One last thing to examine is the actual shape of the resonance for the example above that would appear in the spectrum recorded on a 100 MHz instrument. In Figure 23a, the resonance appears to look like a 1:3:3:1 quartet. In fact, the resonance would not look like that but would show an additional distortion that might further complicate interpretation of the spectrum. The distortion results because coupled systems are no longer independent of each other and the coupled nuclei may distort the populations of their different energy levels. The degree of distortion depends on the magnitude of the difference in their chemical shifts relative to the magnitude of the difference in their coupling constants. If the two coupled resonances are well separated in the spectrum, minimal to no distortion occurs. If they are close together, much greater distortion occurs.

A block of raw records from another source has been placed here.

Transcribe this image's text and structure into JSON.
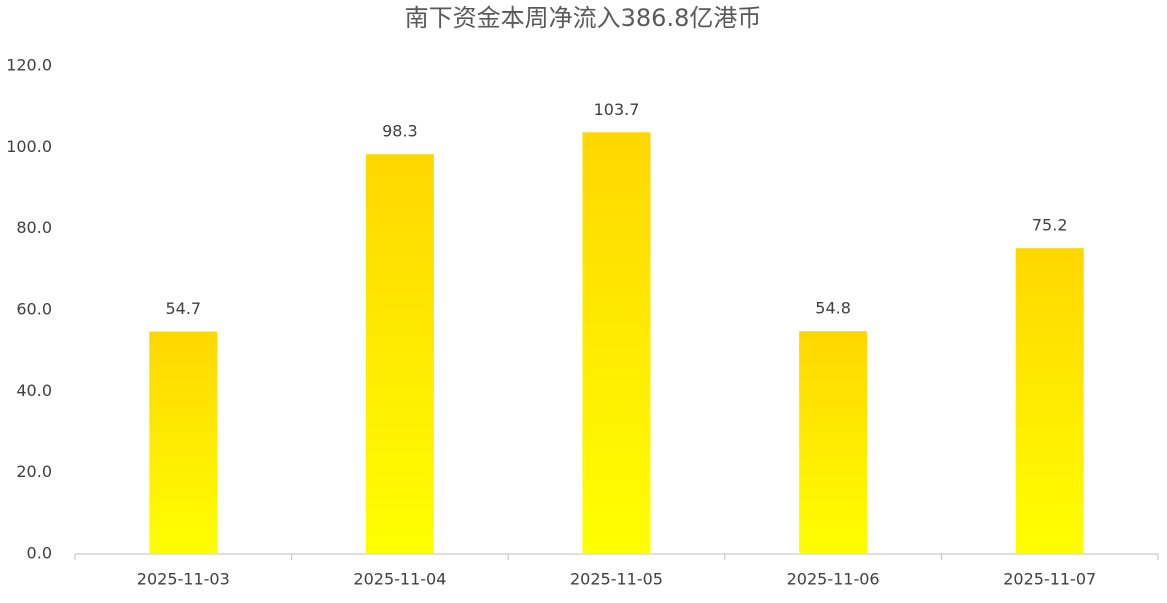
{
  "chart_data": {
    "type": "bar",
    "title": "南下资金本周净流入386.8亿港币",
    "categories": [
      "2025-11-03",
      "2025-11-04",
      "2025-11-05",
      "2025-11-06",
      "2025-11-07"
    ],
    "values": [
      54.7,
      98.3,
      103.7,
      54.8,
      75.2
    ],
    "color": "#FFD700",
    "ylim": [
      0,
      120
    ],
    "yticks": [
      {
        "value": 0,
        "label": "0.0"
      },
      {
        "value": 20,
        "label": "20.0"
      },
      {
        "value": 40,
        "label": "40.0"
      },
      {
        "value": 60,
        "label": "60.0"
      },
      {
        "value": 80,
        "label": "80.0"
      },
      {
        "value": 100,
        "label": "100.0"
      },
      {
        "value": 120,
        "label": "120.0"
      }
    ],
    "grid": false
  }
}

An example of this distortion is most easily illustrated for two protons that split each other into doublets. In Figure 24, the two doublets have a coupling constant of 10 Hz and the different spectra correspond to frequencies of absorption that decrease by 10 Hz each going from Figure 24a to 24e. In Figure 24a, the two resonances have the largest difference in chemical shifts and both peaks look almost like regular doublets. As the chemical shifts become closer (Figure 24b-e), note the increasing distortion that occurs. This is often referred to as “leaning”; resonances “lean” toward other resonances they are coupled to. Remember, the equal intensity of both peaks in a doublet occurred because of the 50:50 probability of the “with” and “against” alignment, so the distortion represents an alteration of these populations within the coupled system. In some of the spectra (Figure 24a-b), the leaning is relatively mild such that one might recognize that it involves two coupled doublets. However, when the chemical shifts get very close (Figure 24d-e), the distortion is so great that interpretation is more difficult. For example, the spectrum in Figure 24d might easily get confused as a 1:3:3:1 quartet. If two coupled protons have identical chemical shifts, then no coupling is observed in the spectrum and the peaks would appear as a singlet.

Figure 24. Shape of two coupled doublets showing the distortion of the resonances that occurs as the difference in chemical shifts between the resonances becomes smaller.